Depuis 2015, dans le Parc naturel régional du Perche, les porteurs de projets en circuits courts peuvent se tester avant de s’installer. Un espace-test accueille les candidats, qui « doivent avoir une formation ou une expérience dans le domaine visé », explique Camille Henry, chargée de l’agriculture au sein du parc. Le foncier appartient à des propriétaires privés. Les matériels sont financés par des collectivités ou grâce à des prêts bancaires. Les participants bénéficient d’un accompagnement technique et de gestion pendant un à trois ans. À la fin, ils décident de s’installer ou non.

Depuis 2015, onze entrepreneurs ont été accueillis et cinq se sont lancés. Comme Sarah Gilsoul et son compagnon, Emmanuel Godinot. « Grâce à l’espace-test, nous avons eu une exploitation maraîchère bio clé en main. Au-delà des outils mis à notre disposition, cela nous a ouvert les portes de nombreux réseaux de producteurs et d’acteurs du territoire », témoigne Sarah.

Sur le parc, composé à 78 % de surface agricole, « il restait un seul maraîcher en 2014, relate Camille Henry. L’espace-test a d’abord été ouvert pour cette activité. Le but est d’apporter de la valeur ajoutée localement, car 95 % de nos productions partent en filières longues. »

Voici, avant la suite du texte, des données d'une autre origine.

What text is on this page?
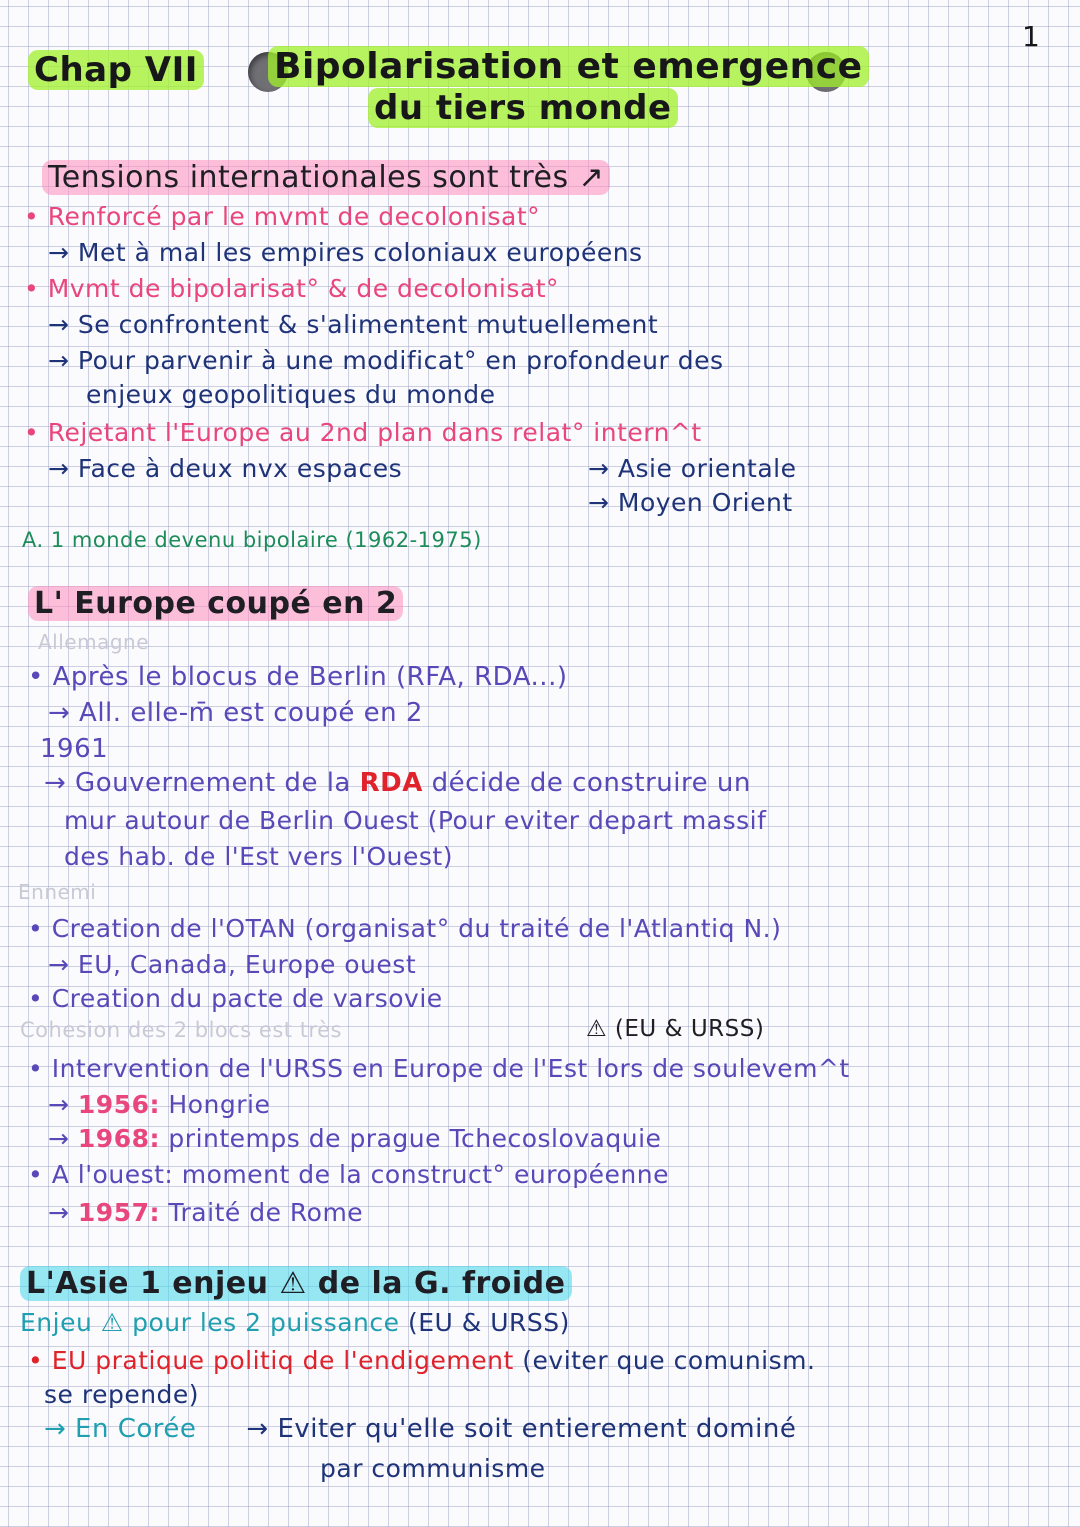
1
Chap VII Bipolarisation et emergence
du tiers monde
Tensions internationales sont très ↗
• Renforcé par le mvmt de decolonisat°
→ Met à mal les empires coloniaux européens
• Mvmt de bipolarisat° & de decolonisat°
→ Se confrontent & s'alimentent mutuellement
→ Pour parvenir à une modificat° en profondeur des
enjeux geopolitiques du monde
• Rejetant l'Europe au 2nd plan dans relat° intern^t
→ Face à deux nvx espaces	→ Asie orientale
→ Moyen Orient
A. 1 monde devenu bipolaire (1962-1975)
L' Europe coupé en 2
Allemagne
• Après le blocus de Berlin (RFA, RDA...)
→ All. elle-m̄ est coupé en 2
1961
→ Gouvernement de la RDA décide de construire un
mur autour de Berlin Ouest (Pour eviter depart massif
des hab. de l'Est vers l'Ouest)
Ennemi
• Creation de l'OTAN (organisat° du traité de l'Atlantiq N.)
→ EU, Canada, Europe ouest
• Creation du pacte de varsovie
Cohesion des 2 blocs est très	⚠ (EU & URSS)
• Intervention de l'URSS en Europe de l'Est lors de soulevem^t
→ 1956: Hongrie
→ 1968: printemps de prague Tchecoslovaquie
• A l'ouest: moment de la construct° européenne
→ 1957: Traité de Rome
L'Asie 1 enjeu ⚠ de la G. froide
Enjeu ⚠ pour les 2 puissance (EU & URSS)
• EU pratique politiq de l'endigement (eviter que comunism.
se repende)
→ En Corée → Eviter qu'elle soit entierement dominé
par communisme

De nombreuses candidatures

Le parc soutient donc aussi les dossiers autour de la transformation et de la commercialisation. Ainsi, un marché d’intérêt local (association Mil Perche) a été créé en 2016 pour simplifier l’approvisionnement en produits locaux par les professionnels : restaurateurs, cantines… Une plate-forme de commandes et livraisons a été mise en place. Côté transformation, une conserverie a vu le jour en juin dernier. Un projet mené par une agricultrice passée par l’espace-test. « Nous n’avons plus besoin de communiquer, il y a beaucoup de candidatures, affirme Camille Henry. Ceux qui se sont installés produisent des fruits et légumes et des plantes aromatiques. Depuis peu, des porteurs de projets en élevage bio ont intégré le dispositif. Du porc plein air et un élevage ovin pâturant sous vergers sont en test. »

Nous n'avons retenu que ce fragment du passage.